The GDPR cookies module for Backdrop CMS contains an insufficient escaping bug that allows a malicious value entered into the optional "Info content" field of the YouTube service to be rendered without sanitization, leading to a cross‑site scripting flaw. An attacker must be able to create or edit a GDPR Cookies Service in order to supply the hazardous content, and the site must have a configured YouTube service for cookie handling. When these conditions are satisfied, arbitrary script can execute in the browser of any visitor who views a page that includes the affected service, potentially enabling session hijacking, data theft, or other client‑side attacks.

BackdropCMS installations that include the GDPR cookies module at any version preceding 1.x‑1.3.5 and that have a YouTube service configured for cookie handling are susceptible. Sites using the module version 1.x‑1.3.5 or later, or sites that have not enabled a YouTube service, are not impacted.
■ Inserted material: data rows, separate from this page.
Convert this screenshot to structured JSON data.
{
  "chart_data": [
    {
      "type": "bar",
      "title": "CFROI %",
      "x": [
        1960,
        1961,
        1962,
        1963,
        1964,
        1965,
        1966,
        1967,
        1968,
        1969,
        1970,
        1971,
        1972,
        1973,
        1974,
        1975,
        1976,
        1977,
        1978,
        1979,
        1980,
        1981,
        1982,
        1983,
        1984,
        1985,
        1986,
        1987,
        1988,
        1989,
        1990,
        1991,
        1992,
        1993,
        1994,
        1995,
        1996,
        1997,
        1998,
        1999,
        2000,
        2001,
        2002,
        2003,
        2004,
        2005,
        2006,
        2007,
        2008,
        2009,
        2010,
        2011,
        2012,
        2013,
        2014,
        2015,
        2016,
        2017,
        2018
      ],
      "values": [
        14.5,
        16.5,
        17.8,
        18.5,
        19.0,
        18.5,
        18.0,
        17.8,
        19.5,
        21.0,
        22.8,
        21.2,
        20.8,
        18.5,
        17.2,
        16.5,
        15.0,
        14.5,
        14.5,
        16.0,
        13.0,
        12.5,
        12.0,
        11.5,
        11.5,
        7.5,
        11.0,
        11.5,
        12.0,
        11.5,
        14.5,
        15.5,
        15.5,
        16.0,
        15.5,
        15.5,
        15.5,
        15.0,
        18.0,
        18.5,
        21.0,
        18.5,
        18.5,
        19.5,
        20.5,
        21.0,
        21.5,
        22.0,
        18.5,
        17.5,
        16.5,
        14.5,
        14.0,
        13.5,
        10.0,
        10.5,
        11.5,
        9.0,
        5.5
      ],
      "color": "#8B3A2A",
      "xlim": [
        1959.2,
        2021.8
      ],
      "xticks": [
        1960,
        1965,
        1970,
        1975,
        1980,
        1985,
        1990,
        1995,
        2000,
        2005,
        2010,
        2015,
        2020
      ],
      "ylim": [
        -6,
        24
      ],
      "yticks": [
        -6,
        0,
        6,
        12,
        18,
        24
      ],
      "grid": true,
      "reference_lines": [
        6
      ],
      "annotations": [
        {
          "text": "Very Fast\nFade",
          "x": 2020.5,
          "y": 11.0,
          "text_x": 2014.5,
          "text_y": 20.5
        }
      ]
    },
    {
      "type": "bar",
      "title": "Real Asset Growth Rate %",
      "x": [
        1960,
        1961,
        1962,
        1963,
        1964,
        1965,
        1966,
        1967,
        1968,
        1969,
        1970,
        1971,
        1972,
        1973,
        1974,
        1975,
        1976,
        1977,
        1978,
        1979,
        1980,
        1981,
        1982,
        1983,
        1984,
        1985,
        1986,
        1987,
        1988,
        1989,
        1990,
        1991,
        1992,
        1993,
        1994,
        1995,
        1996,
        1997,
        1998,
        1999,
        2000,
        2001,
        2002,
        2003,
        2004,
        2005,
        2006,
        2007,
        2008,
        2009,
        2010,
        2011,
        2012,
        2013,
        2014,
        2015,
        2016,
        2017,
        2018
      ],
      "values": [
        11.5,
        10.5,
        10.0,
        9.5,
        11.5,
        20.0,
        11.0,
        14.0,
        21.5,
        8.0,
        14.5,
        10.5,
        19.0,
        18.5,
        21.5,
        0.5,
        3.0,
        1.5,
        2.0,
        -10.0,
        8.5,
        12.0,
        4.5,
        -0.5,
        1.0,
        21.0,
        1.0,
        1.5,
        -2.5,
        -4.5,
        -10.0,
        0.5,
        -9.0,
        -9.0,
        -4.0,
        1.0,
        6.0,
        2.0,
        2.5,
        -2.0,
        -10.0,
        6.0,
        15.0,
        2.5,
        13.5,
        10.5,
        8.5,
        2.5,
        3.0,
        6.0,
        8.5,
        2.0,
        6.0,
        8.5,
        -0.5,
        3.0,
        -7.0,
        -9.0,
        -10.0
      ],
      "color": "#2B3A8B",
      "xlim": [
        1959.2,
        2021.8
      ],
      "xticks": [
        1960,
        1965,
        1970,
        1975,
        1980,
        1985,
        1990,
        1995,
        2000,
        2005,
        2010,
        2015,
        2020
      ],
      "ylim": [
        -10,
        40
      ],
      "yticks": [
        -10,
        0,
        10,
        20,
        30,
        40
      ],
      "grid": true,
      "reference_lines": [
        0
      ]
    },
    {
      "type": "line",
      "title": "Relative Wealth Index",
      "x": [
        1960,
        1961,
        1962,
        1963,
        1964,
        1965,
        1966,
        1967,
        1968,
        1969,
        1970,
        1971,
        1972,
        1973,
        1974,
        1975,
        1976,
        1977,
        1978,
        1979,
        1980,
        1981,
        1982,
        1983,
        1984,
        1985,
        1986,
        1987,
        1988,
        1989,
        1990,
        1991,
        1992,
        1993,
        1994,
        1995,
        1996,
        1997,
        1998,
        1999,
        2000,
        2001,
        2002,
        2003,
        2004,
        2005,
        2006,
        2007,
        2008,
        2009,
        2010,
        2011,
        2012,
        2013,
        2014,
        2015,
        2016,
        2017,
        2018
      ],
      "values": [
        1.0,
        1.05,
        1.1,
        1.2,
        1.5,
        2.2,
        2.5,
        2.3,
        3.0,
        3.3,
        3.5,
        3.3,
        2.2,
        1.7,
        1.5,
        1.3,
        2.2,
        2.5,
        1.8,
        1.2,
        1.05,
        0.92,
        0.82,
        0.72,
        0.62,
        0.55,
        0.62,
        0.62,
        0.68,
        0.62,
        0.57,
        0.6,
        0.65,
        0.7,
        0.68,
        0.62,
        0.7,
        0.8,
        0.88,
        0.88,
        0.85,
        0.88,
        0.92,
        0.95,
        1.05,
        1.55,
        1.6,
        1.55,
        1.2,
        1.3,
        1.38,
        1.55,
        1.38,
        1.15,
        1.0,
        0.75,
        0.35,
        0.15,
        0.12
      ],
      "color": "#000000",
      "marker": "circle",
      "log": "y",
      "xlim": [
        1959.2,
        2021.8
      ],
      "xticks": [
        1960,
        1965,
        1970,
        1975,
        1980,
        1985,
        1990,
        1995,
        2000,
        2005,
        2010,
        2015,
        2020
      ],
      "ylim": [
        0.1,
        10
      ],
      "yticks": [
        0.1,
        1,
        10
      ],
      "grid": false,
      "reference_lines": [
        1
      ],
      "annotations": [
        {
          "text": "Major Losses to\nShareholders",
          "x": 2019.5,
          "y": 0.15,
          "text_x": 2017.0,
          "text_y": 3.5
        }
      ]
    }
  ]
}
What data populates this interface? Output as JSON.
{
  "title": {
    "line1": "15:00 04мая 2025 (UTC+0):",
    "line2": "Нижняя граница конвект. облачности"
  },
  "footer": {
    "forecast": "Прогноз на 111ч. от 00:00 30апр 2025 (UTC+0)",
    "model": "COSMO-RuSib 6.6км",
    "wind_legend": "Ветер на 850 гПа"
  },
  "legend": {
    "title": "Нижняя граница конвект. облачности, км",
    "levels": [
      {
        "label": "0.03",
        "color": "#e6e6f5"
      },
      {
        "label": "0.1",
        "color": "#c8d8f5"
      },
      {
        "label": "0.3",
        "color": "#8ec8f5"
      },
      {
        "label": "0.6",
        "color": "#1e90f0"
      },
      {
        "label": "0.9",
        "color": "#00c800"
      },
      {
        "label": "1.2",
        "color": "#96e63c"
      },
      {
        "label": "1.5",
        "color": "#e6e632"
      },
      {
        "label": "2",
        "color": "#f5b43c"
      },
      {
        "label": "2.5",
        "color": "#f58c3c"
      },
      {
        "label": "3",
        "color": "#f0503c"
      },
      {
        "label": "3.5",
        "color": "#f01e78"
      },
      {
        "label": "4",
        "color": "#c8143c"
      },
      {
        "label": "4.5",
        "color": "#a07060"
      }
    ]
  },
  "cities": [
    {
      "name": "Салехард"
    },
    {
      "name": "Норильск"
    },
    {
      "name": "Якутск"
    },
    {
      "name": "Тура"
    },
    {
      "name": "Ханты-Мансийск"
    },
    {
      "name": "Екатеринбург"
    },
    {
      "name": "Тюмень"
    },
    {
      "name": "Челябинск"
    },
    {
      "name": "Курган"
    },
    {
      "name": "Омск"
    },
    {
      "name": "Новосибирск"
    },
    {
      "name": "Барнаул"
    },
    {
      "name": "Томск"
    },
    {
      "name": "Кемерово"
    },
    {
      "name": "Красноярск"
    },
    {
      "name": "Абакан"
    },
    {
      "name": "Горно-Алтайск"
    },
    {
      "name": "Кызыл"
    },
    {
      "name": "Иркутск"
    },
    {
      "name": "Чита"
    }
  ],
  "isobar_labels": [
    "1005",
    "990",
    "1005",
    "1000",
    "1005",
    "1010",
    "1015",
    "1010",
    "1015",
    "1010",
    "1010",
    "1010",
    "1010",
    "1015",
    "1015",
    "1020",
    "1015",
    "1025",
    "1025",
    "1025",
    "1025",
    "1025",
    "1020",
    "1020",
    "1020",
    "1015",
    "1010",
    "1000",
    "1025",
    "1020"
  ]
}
The CVSS score of 1.8 indicates low severity, and the vulnerability is not listed in the CISA KEV catalog. Because an attacker must possess the "Create a GDPR Cookies Service" or "Edit any GDPR Cookies Service" permission—normally a privileged role—exploitation requires a prior compromise of administrative capabilities on the site. With these prerequisites the likelihood of widespread exploitation is limited, though any attacker who gains the necessary permissions can compromise all visitors to the affected pages.